Satish slammed the hood. Maverick would never find the cure for cancer, but if AnnaSophia didn’t extract a pound of flesh, he might learn enough from this experience to do something worthwhile with his life.

“Don’t s’pose you know a lawyer—a good one? One who’d give me a break on his fee? I’ve got some money saved. I’d rather spend the rest of my life with my mom than go to prison.”

Satish stood from removing the first hubcap.

“I get you’re a friend of Lexi’s mom. You don’t want to help me, I understand.” No whining, no opening his palms, no hint of expectation in the statement.

“All depends on Mrs. Romanov.”

“Well, there you go. I’m fucked twenty ways to hell.” He placed an index finger against his temple and pulled the imaginary trigger.

“She had a lot of troubles a couple of years ago.” Satish moved to another tire.

“Lexi told me about her dad—after we climbed in bed. Said some real creepy shit. If she’d told me at Leather’s—or on the way home …” He cleared his throat. “My dad walkin’ out isn’t like her dad gettin’ murdered—and for sure nothing like what happened to her afterwards. But I remember I thought my heart had shriveled up and died for a long time after he left.”

Satish stood and faced the kid, searching for averted eyes, lip licking, or other signs of manipulation. “You might say that to Mrs. Romanov.”

“Nah. She’d think I was playing her. Which, don’t get me wrong, I’d do in a heartbeat.”

“Honesty can get you in trouble, you know.” Unsure if it was the gin speaking, Satish looked away and refocused his gaze on the kid’s guileless eyes. “You end up talking to the cops, you might want to think about what you say.”

Maverick frowned. “Don’t I have the right to remain silent?”

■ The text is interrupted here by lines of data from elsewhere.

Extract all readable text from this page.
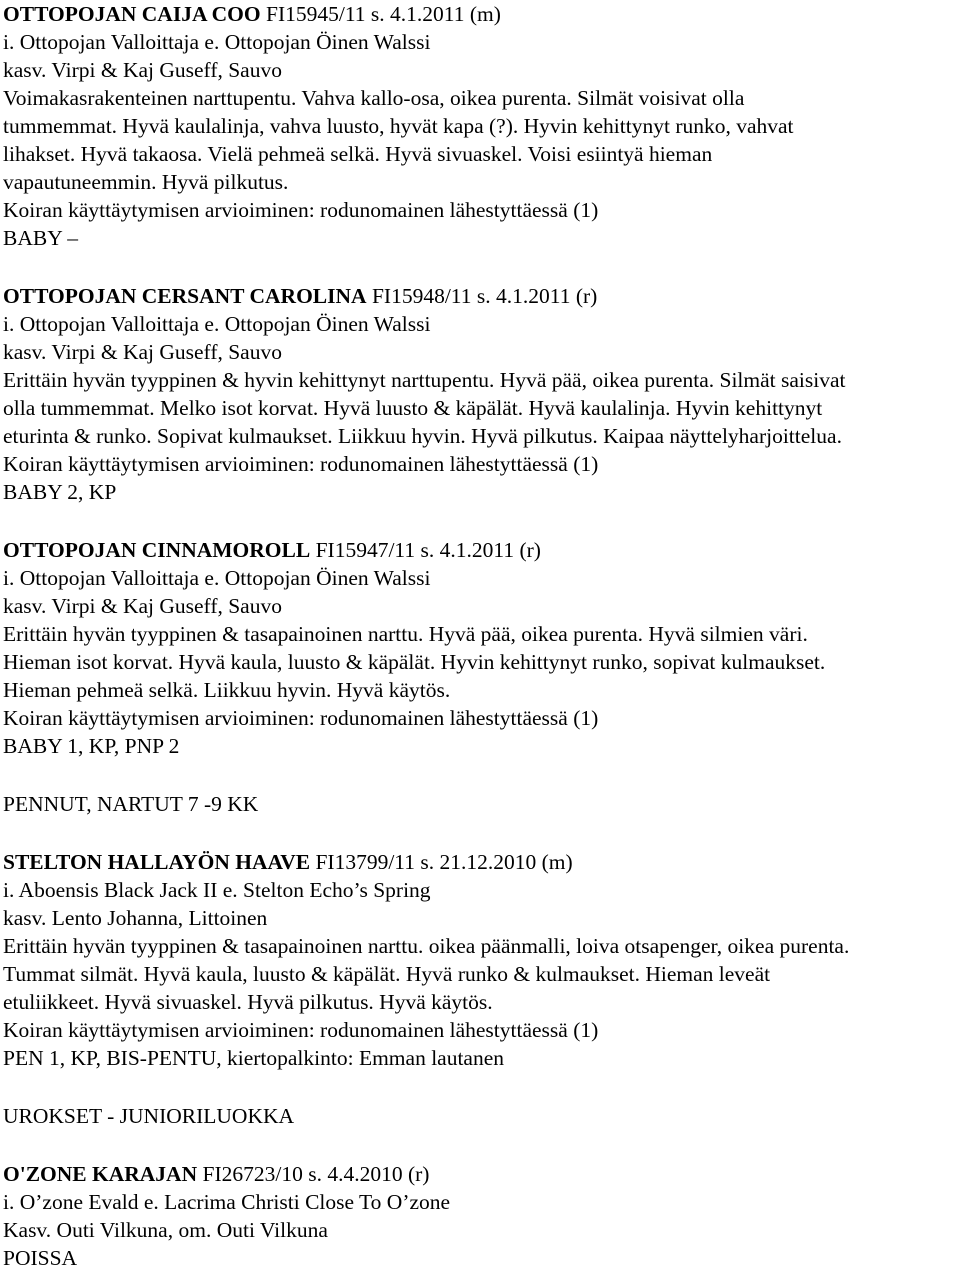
OTTOPOJAN CAIJA COO FI15945/11 s. 4.1.2011 (m)

i. Ottopojan Valloittaja e. Ottopojan Öinen Walssi

kasv. Virpi & Kaj Guseff, Sauvo

Voimakasrakenteinen narttupentu. Vahva kallo-osa, oikea purenta. Silmät voisivat olla

tummemmat. Hyvä kaulalinja, vahva luusto, hyvät kapa (?). Hyvin kehittynyt runko, vahvat

lihakset. Hyvä takaosa. Vielä pehmeä selkä. Hyvä sivuaskel. Voisi esiintyä hieman

vapautuneemmin. Hyvä pilkutus.

Koiran käyttäytymisen arvioiminen: rodunomainen lähestyttäessä (1)

BABY –

OTTOPOJAN CERSANT CAROLINA FI15948/11 s. 4.1.2011 (r)

i. Ottopojan Valloittaja e. Ottopojan Öinen Walssi

kasv. Virpi & Kaj Guseff, Sauvo

Erittäin hyvän tyyppinen & hyvin kehittynyt narttupentu. Hyvä pää, oikea purenta. Silmät saisivat

olla tummemmat. Melko isot korvat. Hyvä luusto & käpälät. Hyvä kaulalinja. Hyvin kehittynyt

eturinta & runko. Sopivat kulmaukset. Liikkuu hyvin. Hyvä pilkutus. Kaipaa näyttelyharjoittelua.

Koiran käyttäytymisen arvioiminen: rodunomainen lähestyttäessä (1)

BABY 2, KP

OTTOPOJAN CINNAMOROLL FI15947/11 s. 4.1.2011 (r)

i. Ottopojan Valloittaja e. Ottopojan Öinen Walssi

kasv. Virpi & Kaj Guseff, Sauvo

Erittäin hyvän tyyppinen & tasapainoinen narttu. Hyvä pää, oikea purenta. Hyvä silmien väri.

Hieman isot korvat. Hyvä kaula, luusto & käpälät. Hyvin kehittynyt runko, sopivat kulmaukset.

Hieman pehmeä selkä. Liikkuu hyvin. Hyvä käytös.

Koiran käyttäytymisen arvioiminen: rodunomainen lähestyttäessä (1)

BABY 1, KP, PNP 2

PENNUT, NARTUT 7 -9 KK

STELTON HALLAYÖN HAAVE FI13799/11 s. 21.12.2010 (m)

i. Aboensis Black Jack II e. Stelton Echo’s Spring

kasv. Lento Johanna, Littoinen

Erittäin hyvän tyyppinen & tasapainoinen narttu. oikea päänmalli, loiva otsapenger, oikea purenta.

Tummat silmät. Hyvä kaula, luusto & käpälät. Hyvä runko & kulmaukset. Hieman leveät

etuliikkeet. Hyvä sivuaskel. Hyvä pilkutus. Hyvä käytös.

Koiran käyttäytymisen arvioiminen: rodunomainen lähestyttäessä (1)

PEN 1, KP, BIS-PENTU, kiertopalkinto: Emman lautanen

UROKSET - JUNIORILUOKKA

O'ZONE KARAJAN FI26723/10 s. 4.4.2010 (r)

i. O’zone Evald e. Lacrima Christi Close To O’zone

Kasv. Outi Vilkuna, om. Outi Vilkuna

POISSA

“You do. And think about that before you say anything without a lawyer.”

“Thanks.” Maverick brought his hand up for a fist bump but dropped it at his side without completing the gesture.

For the next ten minutes, Satish shut up and hunted under seats and floor mats, behind mirrors and padding on the doors, inside the glove box and overhead lights. He lifted and sifted and probed everywhere his fingers could reach. His cynicism didn’t melt, but it didn’t inflate. He closed the tailgate and wiped his hands.

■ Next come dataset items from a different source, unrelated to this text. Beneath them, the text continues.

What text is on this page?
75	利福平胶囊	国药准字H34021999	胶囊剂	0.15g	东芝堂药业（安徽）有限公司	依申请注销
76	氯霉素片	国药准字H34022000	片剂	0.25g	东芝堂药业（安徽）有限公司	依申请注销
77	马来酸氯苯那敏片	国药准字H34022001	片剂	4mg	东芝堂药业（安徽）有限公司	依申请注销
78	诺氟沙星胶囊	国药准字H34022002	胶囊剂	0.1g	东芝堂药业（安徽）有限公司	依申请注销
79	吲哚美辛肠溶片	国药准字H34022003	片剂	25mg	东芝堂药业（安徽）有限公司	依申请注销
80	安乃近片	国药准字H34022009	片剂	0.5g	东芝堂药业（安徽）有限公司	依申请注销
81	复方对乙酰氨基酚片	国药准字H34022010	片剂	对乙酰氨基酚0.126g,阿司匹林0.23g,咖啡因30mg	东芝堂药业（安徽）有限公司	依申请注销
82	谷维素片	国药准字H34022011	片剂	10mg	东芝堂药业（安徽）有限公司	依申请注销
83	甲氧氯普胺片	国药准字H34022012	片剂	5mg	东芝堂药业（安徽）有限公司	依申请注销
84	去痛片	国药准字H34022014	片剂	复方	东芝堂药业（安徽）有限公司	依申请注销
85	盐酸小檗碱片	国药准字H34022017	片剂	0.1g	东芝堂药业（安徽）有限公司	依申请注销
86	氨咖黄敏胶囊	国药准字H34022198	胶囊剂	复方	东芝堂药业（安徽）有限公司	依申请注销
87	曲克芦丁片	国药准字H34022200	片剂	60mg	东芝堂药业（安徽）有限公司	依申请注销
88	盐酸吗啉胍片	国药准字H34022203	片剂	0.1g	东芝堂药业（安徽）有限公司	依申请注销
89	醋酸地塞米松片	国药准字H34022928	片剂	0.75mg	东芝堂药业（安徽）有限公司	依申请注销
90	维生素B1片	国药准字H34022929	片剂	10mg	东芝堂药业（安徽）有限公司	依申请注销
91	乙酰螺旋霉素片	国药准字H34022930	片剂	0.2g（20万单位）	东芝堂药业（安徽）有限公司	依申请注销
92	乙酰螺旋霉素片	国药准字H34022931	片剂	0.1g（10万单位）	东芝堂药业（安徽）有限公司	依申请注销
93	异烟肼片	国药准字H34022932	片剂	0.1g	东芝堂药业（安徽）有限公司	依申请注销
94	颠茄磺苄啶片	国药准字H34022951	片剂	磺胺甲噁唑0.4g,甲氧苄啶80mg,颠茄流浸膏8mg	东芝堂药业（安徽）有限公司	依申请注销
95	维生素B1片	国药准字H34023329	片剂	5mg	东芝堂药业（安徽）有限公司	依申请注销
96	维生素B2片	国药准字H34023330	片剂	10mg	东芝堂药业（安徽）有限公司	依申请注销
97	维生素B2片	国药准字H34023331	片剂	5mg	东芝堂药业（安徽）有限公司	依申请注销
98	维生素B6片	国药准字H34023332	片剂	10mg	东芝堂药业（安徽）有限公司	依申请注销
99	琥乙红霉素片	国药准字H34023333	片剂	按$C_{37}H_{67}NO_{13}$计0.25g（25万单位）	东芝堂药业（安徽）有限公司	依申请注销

“Clean,” he announced before he threw Maverick a test. “What about Alexandra? Was she smoking or popping pills or snorting coke around you?”

“I didn’t see her, but I’d say she’d had something—uppers, maybe, before she hit Leather’s. She was flyin’. Dumb me, I thought she was having a good time. Now … I think—” He shrugged. “I think she was trying to forget. Her dad was a real weird dude.”

An understatement. Satish said, “Weren’t you surprised she didn’t have wheels?”

“Said hers was in the shop. Said she Ubered from her house to Leather’s.”

“What else? Anything you can tell me may work in your favor with Mrs. Romanov.”

The kid shook his head. “Nothin’. She yakked all the way from the club. Never took a breath. I figured it was nerves. I thought about marching into her house, having a good time in her bed, sneaking out before her mom woke up—and my tongue stuck to the roof of my mouth.”